Automatically, Arminius answered with the truth: “They’re losing. It will all be over in a year or two.”
“And you think we would do better because… ?” Sigimerus let the question hang in the air. By the way he asked it, he didn’t think his son had any good reply.
“Because the Romans had plenty of time to rope down the land before the people who live there rebelled,” Arminius said. “There were already Roman towns in Pannonia, towns full of retired Roman soldiers and their families. Roman traders were everywhere, too. The colonists helped the legions, and the traders heard about the rebels’ moves even before they made them. If we give Rome the same chance, she’ll rope us down the same way. Then we’ll lose when we do try to fight.”
He watched Sigimerus gnaw on his lower lip. His father’s unhappy gaze traveled to the women again, and grew more unhappy still. “If we rise and we lose, we’re worse off than if we hadn’t risen at all. It will spoil our strength for years—maybe forever.”
“If we don’t rise, we become the Romans’ slaves,” Arminius said. “By the gods, if we don’t rise we deserve to become the Romans’ slaves! We deserve to pay taxes every year.”
That made Sigimerus flinch. Arminius had thought it would. “Taxes!” his father spat, using the Latin word as Arminius had. “This is nothing but a fancy Roman name for stealing. They haven’t had the nerve to try collecting them before. And what did that fellow mean when he said they wouldn’t take animals next year? Was he talking about barley, or did he mean they would grab a slave—or maybe one of our own folk?”
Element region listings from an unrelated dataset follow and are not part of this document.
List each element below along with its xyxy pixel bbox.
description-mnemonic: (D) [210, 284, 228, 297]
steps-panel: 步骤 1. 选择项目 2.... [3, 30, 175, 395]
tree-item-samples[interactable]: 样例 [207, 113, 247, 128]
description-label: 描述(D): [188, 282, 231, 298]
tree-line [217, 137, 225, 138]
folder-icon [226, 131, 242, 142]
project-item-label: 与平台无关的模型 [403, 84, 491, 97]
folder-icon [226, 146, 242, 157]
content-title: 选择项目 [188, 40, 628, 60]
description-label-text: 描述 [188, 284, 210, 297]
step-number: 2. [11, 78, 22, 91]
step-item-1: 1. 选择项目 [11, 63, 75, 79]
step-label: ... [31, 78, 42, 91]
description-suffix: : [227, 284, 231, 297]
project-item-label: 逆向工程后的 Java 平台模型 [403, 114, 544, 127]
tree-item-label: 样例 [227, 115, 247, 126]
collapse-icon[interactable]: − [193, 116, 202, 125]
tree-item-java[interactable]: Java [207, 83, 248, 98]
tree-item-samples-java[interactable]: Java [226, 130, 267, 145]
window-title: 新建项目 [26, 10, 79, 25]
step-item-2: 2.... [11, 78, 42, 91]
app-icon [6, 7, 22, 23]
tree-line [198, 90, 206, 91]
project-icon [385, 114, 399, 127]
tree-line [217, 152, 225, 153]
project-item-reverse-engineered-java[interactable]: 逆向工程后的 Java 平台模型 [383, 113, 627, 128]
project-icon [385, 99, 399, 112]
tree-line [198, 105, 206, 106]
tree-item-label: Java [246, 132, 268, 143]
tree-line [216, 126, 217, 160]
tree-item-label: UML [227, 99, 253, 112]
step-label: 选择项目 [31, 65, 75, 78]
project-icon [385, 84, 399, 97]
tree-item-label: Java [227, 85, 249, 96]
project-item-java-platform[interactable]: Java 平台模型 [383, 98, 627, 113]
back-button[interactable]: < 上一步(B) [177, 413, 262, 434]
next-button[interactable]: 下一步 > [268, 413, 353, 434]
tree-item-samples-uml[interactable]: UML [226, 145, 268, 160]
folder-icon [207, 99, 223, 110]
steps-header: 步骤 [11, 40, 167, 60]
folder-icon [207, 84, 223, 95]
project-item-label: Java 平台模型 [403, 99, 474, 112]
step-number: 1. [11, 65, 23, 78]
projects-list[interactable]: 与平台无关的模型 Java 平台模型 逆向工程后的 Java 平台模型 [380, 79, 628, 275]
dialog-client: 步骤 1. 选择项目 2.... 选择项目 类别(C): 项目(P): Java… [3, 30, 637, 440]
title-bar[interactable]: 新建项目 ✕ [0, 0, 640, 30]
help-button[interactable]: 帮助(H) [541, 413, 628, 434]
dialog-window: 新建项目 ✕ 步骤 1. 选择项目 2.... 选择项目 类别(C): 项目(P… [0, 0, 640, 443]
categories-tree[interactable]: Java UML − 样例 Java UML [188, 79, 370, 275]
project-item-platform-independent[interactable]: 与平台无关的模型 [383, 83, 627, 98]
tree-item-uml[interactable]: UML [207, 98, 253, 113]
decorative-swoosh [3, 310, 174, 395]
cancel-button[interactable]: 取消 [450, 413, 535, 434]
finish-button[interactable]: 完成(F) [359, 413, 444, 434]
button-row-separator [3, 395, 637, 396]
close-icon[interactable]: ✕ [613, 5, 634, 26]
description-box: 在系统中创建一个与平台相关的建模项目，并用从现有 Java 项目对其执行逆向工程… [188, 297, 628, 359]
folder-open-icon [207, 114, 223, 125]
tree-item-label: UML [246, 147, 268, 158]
“Neither one, I think,” Arminius said. “He meant we would have to pay in denarii—in silver.”
“That’s even worse!” Sigimerus said. He was a chief—he had silver, and even gold. But the Germans got their coins in trade from the Romans. And now the legionaries would expect people to give them back?
“You see what I mean, then,” Arminius said.
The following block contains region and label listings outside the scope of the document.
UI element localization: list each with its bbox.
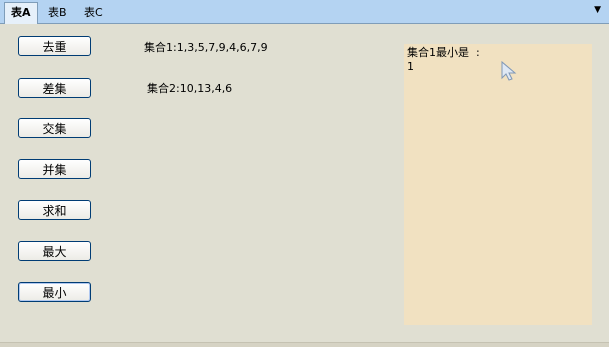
max-button[interactable]: 最大 bbox=[18, 241, 91, 261]
result-line-1: 集合1最小是 : bbox=[407, 46, 480, 59]
mouse-pointer-icon bbox=[501, 60, 517, 81]
union-button[interactable]: 并集 bbox=[18, 159, 91, 179]
tab-a[interactable]: 表A bbox=[4, 2, 38, 24]
difference-button[interactable]: 差集 bbox=[18, 78, 91, 98]
bottom-border bbox=[0, 342, 609, 347]
result-line-2: 1 bbox=[407, 60, 414, 73]
intersection-button[interactable]: 交集 bbox=[18, 118, 91, 138]
tab-c[interactable]: 表C bbox=[78, 3, 109, 23]
result-textbox[interactable]: 集合1最小是 : 1 bbox=[404, 44, 592, 325]
dropdown-arrow-icon[interactable]: ▼ bbox=[594, 5, 601, 15]
min-button[interactable]: 最小 bbox=[18, 282, 91, 302]
set2-label: 集合2:10,13,4,6 bbox=[147, 82, 233, 95]
dedupe-button[interactable]: 去重 bbox=[18, 36, 91, 56]
tab-b[interactable]: 表B bbox=[42, 3, 73, 23]
sum-button[interactable]: 求和 bbox=[18, 200, 91, 220]
set1-label: 集合1:1,3,5,7,9,4,6,7,9 bbox=[144, 41, 268, 54]
tab-bar: 表A 表B 表C ▼ bbox=[0, 0, 609, 24]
“But you’ve fought for them. Flavus is still fighting for them.” Sigimerus’ mouth twisted—all of a sudden, he didn’t like reminding himself of that at all.
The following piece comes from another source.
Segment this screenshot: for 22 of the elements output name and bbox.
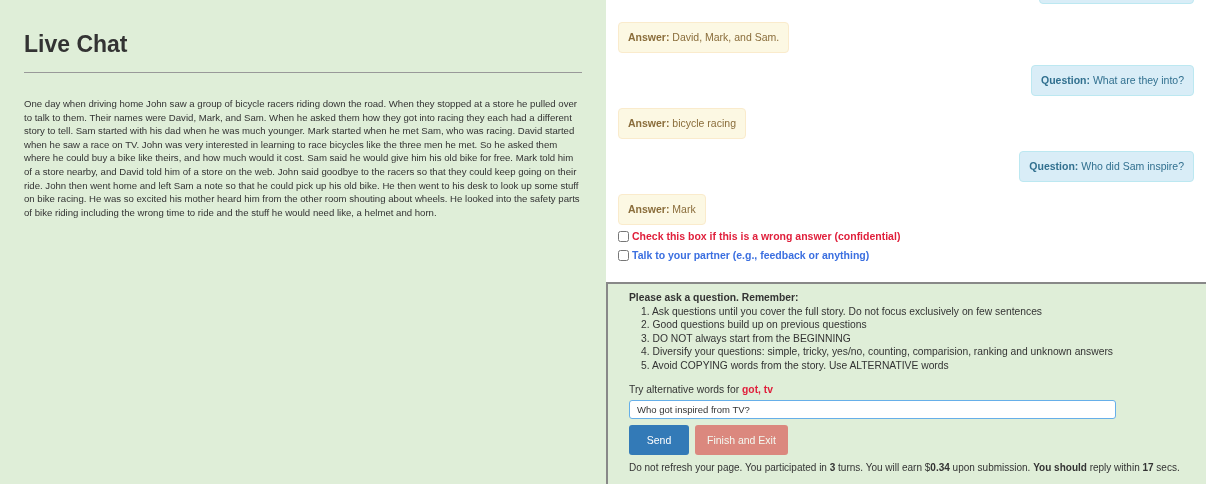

Arminius grimaced, too. “My brother is like Segestes—the Romans have seduced them both.” He was careful to keep his voice down so Thusnelda wouldn’t hear him. He didn’t run down her father when she was in earshot: he saw no point in stirring up trouble when he didn’t have to. But when he did…
“I wasn’t finished,” Sigimerus said. “You and your brother have fought for them. I’ve fought against them. Call them as many names as you please, but they make deadly foes. If we rise—even now, before the land is roped down, as you say—we are too likely to lose. And to lose would be our great misfortune.”